There are a couple other function buttons on the back of the unit; I already mentioned the audio on/off button, but there is also a screen on/off button that doesn’t impact the recording–I found this useful for night-time driving to minimize glare in my car. One odd thing, though, is that while you can turn audio off and that setting is saved between drives (powering on and off the camera), turning the screen off is NOT a saved setting between drives. Another button allows you to take snapshots during recording, while the fourth button allows you to pause all recording.

There is a fifth button–a blue one along the top of the screen, called the “Emergency Recording Button,” although I’m not sure functionally what this does different from the regular recording function. The product also claims to have some driver alert capabilities, like alerting you when veering out of your lane, but I was unable to “trick” the camera that this was happening (in spite of some scary attempts), so I’m not sure if that actually works.

The device itself is capable of media playback; additionally, you can connect it to your computer via included USB cable, or remove the SD card and read that via a card reader.

In addition to the camera itself, there is a companion app by Cobra called “iRadar,” which intends to alert you to real-time threat info provided socially by the iRadar community (similar to Waze, in that sense). When the app is running and your phone is connected to the camera via bluetooth, it will also embed speed, GPS and G-Force data into the video for later review.

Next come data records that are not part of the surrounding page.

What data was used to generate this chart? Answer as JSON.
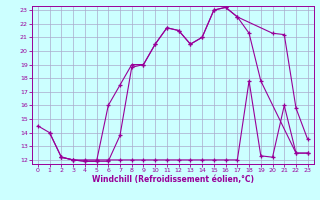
{
  "bg_color": "#ccffff",
  "line_color": "#990099",
  "grid_color": "#aaaacc",
  "xlabel": "Windchill (Refroidissement éolien,°C)",
  "xlim": [
    -0.5,
    23.5
  ],
  "ylim": [
    11.7,
    23.3
  ],
  "yticks": [
    12,
    13,
    14,
    15,
    16,
    17,
    18,
    19,
    20,
    21,
    22,
    23
  ],
  "xticks": [
    0,
    1,
    2,
    3,
    4,
    5,
    6,
    7,
    8,
    9,
    10,
    11,
    12,
    13,
    14,
    15,
    16,
    17,
    18,
    19,
    20,
    21,
    22,
    23
  ],
  "line1_x": [
    1,
    2,
    3,
    4,
    5,
    6,
    7,
    8,
    9,
    10,
    11,
    12,
    13,
    14,
    15,
    16,
    17,
    20,
    21,
    22,
    23
  ],
  "line1_y": [
    14,
    12.2,
    12,
    11.9,
    11.9,
    16.0,
    17.5,
    19.0,
    19.0,
    20.5,
    21.7,
    21.5,
    20.5,
    21.0,
    23.0,
    23.2,
    22.5,
    21.3,
    21.2,
    15.8,
    13.5
  ],
  "line2_x": [
    0,
    1,
    2,
    3,
    4,
    5,
    6,
    7,
    8,
    9,
    10,
    11,
    12,
    13,
    14,
    15,
    16,
    17,
    18,
    19,
    22,
    23
  ],
  "line2_y": [
    14.5,
    14.0,
    12.2,
    12.0,
    11.9,
    11.9,
    11.9,
    13.8,
    18.8,
    19.0,
    20.5,
    21.7,
    21.5,
    20.5,
    21.0,
    23.0,
    23.2,
    22.5,
    21.3,
    17.8,
    12.5,
    12.5
  ],
  "line3_x": [
    2,
    3,
    4,
    5,
    6,
    7,
    8,
    9,
    10,
    11,
    12,
    13,
    14,
    15,
    16,
    17,
    18,
    19,
    20,
    21,
    22,
    23
  ],
  "line3_y": [
    12.2,
    12.0,
    12.0,
    12.0,
    12.0,
    12.0,
    12.0,
    12.0,
    12.0,
    12.0,
    12.0,
    12.0,
    12.0,
    12.0,
    12.0,
    12.0,
    17.8,
    12.3,
    12.2,
    16.0,
    12.5,
    12.5
  ]
}
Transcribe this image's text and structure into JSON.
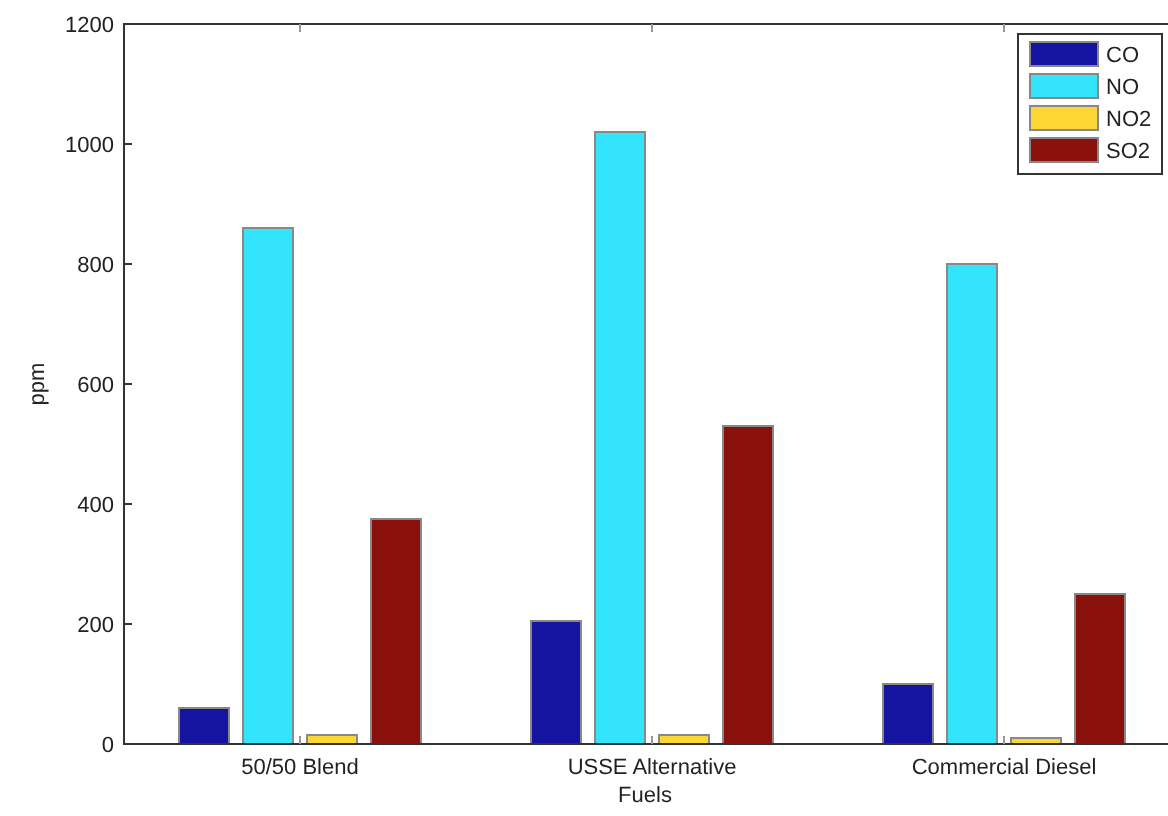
{
  "chart_data": {
    "type": "bar",
    "xlabel": "Fuels",
    "ylabel": "ppm",
    "categories": [
      "50/50 Blend",
      "USSE Alternative",
      "Commercial Diesel"
    ],
    "series": [
      {
        "name": "CO",
        "color": "#1414a0",
        "values": [
          60,
          205,
          100
        ]
      },
      {
        "name": "NO",
        "color": "#33e4fc",
        "values": [
          860,
          1020,
          800
        ]
      },
      {
        "name": "NO2",
        "color": "#fcd635",
        "values": [
          15,
          15,
          10
        ]
      },
      {
        "name": "SO2",
        "color": "#8b110d",
        "values": [
          375,
          530,
          250
        ]
      }
    ],
    "ylim": [
      0,
      1200
    ],
    "yticks": [
      0,
      200,
      400,
      600,
      800,
      1000,
      1200
    ],
    "grid": false,
    "legend": "top right"
  }
}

The app is missing two major components: the first is a substantial user base, the second is a navigation-capability. Because of this, the true “usefulness” of the app is going to be limited to embedded location data, as well as how many iRadar users there are in your vicinity. In the Cleveland/Akron Ohio area, I only saw a couple of alerts along my commutes over several days, and none of them were still accurate by the time I arrived. It’s also worth noting that you have to launch the app once the camera is powered on if you want GPS and speed data embedded in the video file; when your phone connects to the camera you hear a chime to indicate successful connection, however, just having your phone in your car isn’t enough to get the job done (it is worth noting, however, that once the phone is connected to your camera, you can simultaneously run your preferred GPS app while Cobra runs in the background).

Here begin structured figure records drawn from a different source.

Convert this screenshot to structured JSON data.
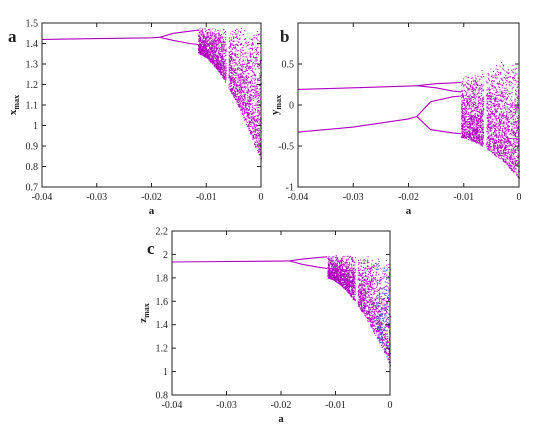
{
  "chart_data": [
    {
      "panel_label": "a",
      "type": "scatter",
      "title": "",
      "xlabel": "a",
      "ylabel": "x",
      "ylabel_sub": "max",
      "xlim": [
        -0.04,
        0
      ],
      "ylim": [
        0.7,
        1.5
      ],
      "xticks": [
        "-0.04",
        "-0.03",
        "-0.02",
        "-0.01",
        "0"
      ],
      "yticks": [
        "0.7",
        "0.8",
        "0.9",
        "1",
        "1.1",
        "1.2",
        "1.3",
        "1.4",
        "1.5"
      ],
      "color": "#b000c0",
      "series": [
        {
          "kind": "curve",
          "x": [
            -0.04,
            -0.03,
            -0.02,
            -0.0185
          ],
          "y": [
            1.42,
            1.424,
            1.428,
            1.43
          ]
        },
        {
          "kind": "curve",
          "x": [
            -0.0185,
            -0.016,
            -0.013,
            -0.0115
          ],
          "y": [
            1.43,
            1.45,
            1.46,
            1.465
          ]
        },
        {
          "kind": "curve",
          "x": [
            -0.0185,
            -0.016,
            -0.013,
            -0.0115
          ],
          "y": [
            1.43,
            1.415,
            1.4,
            1.395
          ]
        },
        {
          "kind": "chaos",
          "x_start": -0.0115,
          "x_end": 0,
          "y_top": 1.48,
          "y_bottom_start": 1.35,
          "y_bottom_end": 0.82,
          "window_x": -0.0062
        }
      ]
    },
    {
      "panel_label": "b",
      "type": "scatter",
      "title": "",
      "xlabel": "a",
      "ylabel": "y",
      "ylabel_sub": "max",
      "xlim": [
        -0.04,
        0
      ],
      "ylim": [
        -1,
        1
      ],
      "xticks": [
        "-0.04",
        "-0.03",
        "-0.02",
        "-0.01",
        "0"
      ],
      "yticks": [
        "-1",
        "-0.5",
        "0",
        "0.5"
      ],
      "color": "#b000c0",
      "series": [
        {
          "kind": "curve",
          "x": [
            -0.04,
            -0.03,
            -0.02,
            -0.0185
          ],
          "y": [
            0.19,
            0.21,
            0.23,
            0.235
          ]
        },
        {
          "kind": "curve",
          "x": [
            -0.0185,
            -0.015,
            -0.012,
            -0.0105
          ],
          "y": [
            0.235,
            0.26,
            0.27,
            0.275
          ]
        },
        {
          "kind": "curve",
          "x": [
            -0.0185,
            -0.015,
            -0.012,
            -0.0105
          ],
          "y": [
            0.235,
            0.21,
            0.17,
            0.16
          ]
        },
        {
          "kind": "curve",
          "x": [
            -0.04,
            -0.03,
            -0.02,
            -0.0185
          ],
          "y": [
            -0.33,
            -0.27,
            -0.17,
            -0.14
          ]
        },
        {
          "kind": "curve",
          "x": [
            -0.0185,
            -0.016,
            -0.012,
            -0.0105
          ],
          "y": [
            -0.14,
            0.04,
            0.1,
            0.11
          ]
        },
        {
          "kind": "curve",
          "x": [
            -0.0185,
            -0.016,
            -0.012,
            -0.0105
          ],
          "y": [
            -0.14,
            -0.3,
            -0.34,
            -0.35
          ]
        },
        {
          "kind": "chaos",
          "x_start": -0.0105,
          "x_end": 0,
          "y_top": 0.35,
          "y_top_end": 0.62,
          "y_bottom_start": -0.4,
          "y_bottom_end": -0.9,
          "window_x": -0.0062
        }
      ]
    },
    {
      "panel_label": "c",
      "type": "scatter",
      "title": "",
      "xlabel": "a",
      "ylabel": "z",
      "ylabel_sub": "max",
      "xlim": [
        -0.04,
        0
      ],
      "ylim": [
        0.8,
        2.2
      ],
      "xticks": [
        "-0.04",
        "-0.03",
        "-0.02",
        "-0.01",
        "0"
      ],
      "yticks": [
        "0.8",
        "1",
        "1.2",
        "1.4",
        "1.6",
        "1.8",
        "2",
        "2.2"
      ],
      "color": "#b000c0",
      "series": [
        {
          "kind": "curve",
          "x": [
            -0.04,
            -0.03,
            -0.02,
            -0.0185
          ],
          "y": [
            1.935,
            1.94,
            1.943,
            1.945
          ]
        },
        {
          "kind": "curve",
          "x": [
            -0.0185,
            -0.016,
            -0.013,
            -0.0115
          ],
          "y": [
            1.945,
            1.96,
            1.975,
            1.98
          ]
        },
        {
          "kind": "curve",
          "x": [
            -0.0185,
            -0.016,
            -0.013,
            -0.0115
          ],
          "y": [
            1.945,
            1.915,
            1.89,
            1.88
          ]
        },
        {
          "kind": "chaos",
          "x_start": -0.0115,
          "x_end": 0,
          "y_top": 1.995,
          "y_bottom_start": 1.8,
          "y_bottom_end": 1.05,
          "window_x": -0.0062
        }
      ]
    }
  ]
}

The final component of this product is the free Cobra Drive HD Player, available via download from Cobra’s website, that allows you to read the video files from the camera. While most standard video players will play the videos just fine, Cobra’s player also reads and displays the GPS and speed data in a separate pane, as well as overlaying the routes on Google Maps. The software also allows some basic editing function, allowing for cropping and combining of video clips. Overall the player was a nice addition, although at times certain video files would continually cause the player to crash and weren’t playable within the software, while they worked fine in VLC and QuickTime.

At $150, this dash cam is arguably more than I’d want to pay–I think with a more developed social component, or possible integration with Waze, it would be worth more. A decent, highly-reviewed dash cam on Amazon will run you around $100, and you can get away with even less if you look for it. The biggest letdown, however, is not the lack of users–but the lack of functionality that the app provides; adding a navigation component would be a huge upgrade.

The unit as a camera is perfectly capable; it’s companion app needs better functionality and the video editing software was a nice addition…but at $150, it’s a bit pricey for me.